I restrain myself from ripping it open. I carefully untie the ribbon and delicately unwrap the gift, making sure to appreciate the beautiful paper. When I open the box, my eyes well up. “Gia…”

She doesn’t say anything but just keeps a small smile on her face. I notice the wetness in her eyes. I lift the silver heart necklace Dad gave her when she graduated.

“I can’t take this,” I say, and my voice breaks.

She only shakes her head, unclasps it, and lifts my hair so she can put it on me. “You will. I have so many gifts from Dad, and I know how hard it had to have been for you to not have him there. I know how much that would have meant to you.” She finishes hooking the clasp around my neck. “Funny story—when I graduated, I wanted a car. I just knew that Mom and Dad were looking at this little red dust beater, but to me, it wouldn’t have been a dust beater. It would have meant the world.” She clears her throat. “On graduation day, Dad handed me that box. I thought—I willed it even—to be a key. A key to the car I had been dropping hints about, that I’d convinced myself they were going to get me.”

I nod, vaguely remembering that day. I remember her acting happy, showing off the necklace to me that night at dinner.

“When he gave it to me, I was sooo disappointed. You wouldn’t believe how much. I even let it slip.” Her voice breaks, and tears flow down her cheeks. “I’ll never forget the look on his face. Mom… you know how she is… she looked angry, like how dare I not appreciate what I was given. But Dad, Dad looked hurt.” She sniffs. “I realized then that I was being a brat and if they could have gotten me the car, they would have.”

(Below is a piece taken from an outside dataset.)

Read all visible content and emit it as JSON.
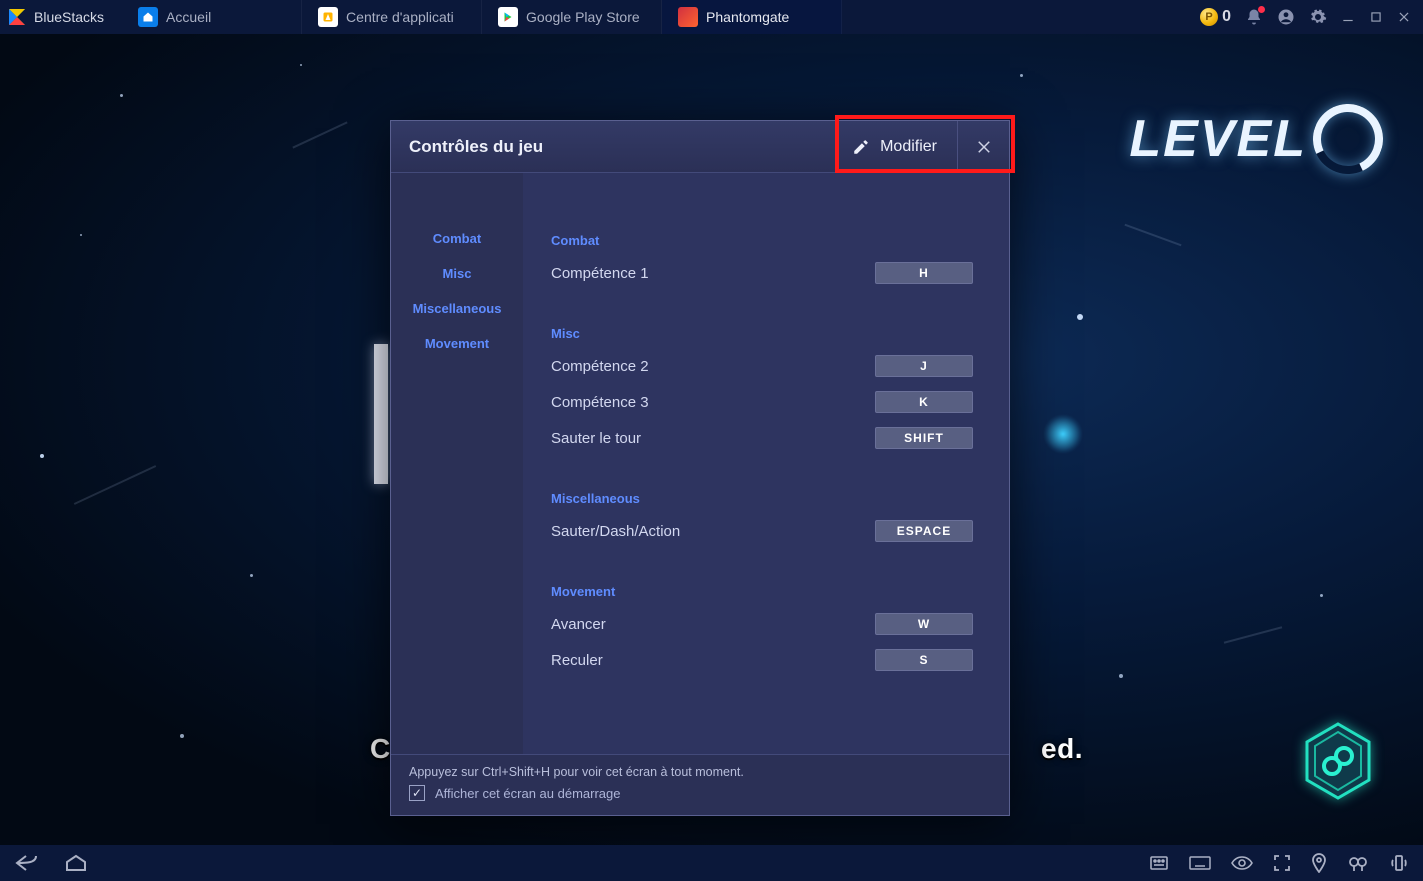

I hold her hand, and she takes a deep breath.

“I would give anything to go back and change what I said. If I had known that was the last gift he would ever give me, give either of us…”

I hug her. “You didn’t know, Gia. Dad got it. You know how he was. He knew you didn’t mean it.”

“I know, I know, but I just… I want you to have it. I know how much it would mean to you,” she says, pulling herself together.

I touch the locket and hold onto it. “I’ll wear it, not forever though. It’s yours.”

She waves me off. “I’ll let you know when I want it back.”

I get up, and she shows me the small sun porch she’s decorated to look more like a bedroom. It’s half the size of my old room—not my room at Martin’s house but my room in our house with Dad, which was half the size of the house Mom has now—but it’s perfect with a twin bed, purple linens, and Madonna posters everywhere. She helps me put away my clothes, and we talk and eat candy for the rest of the night.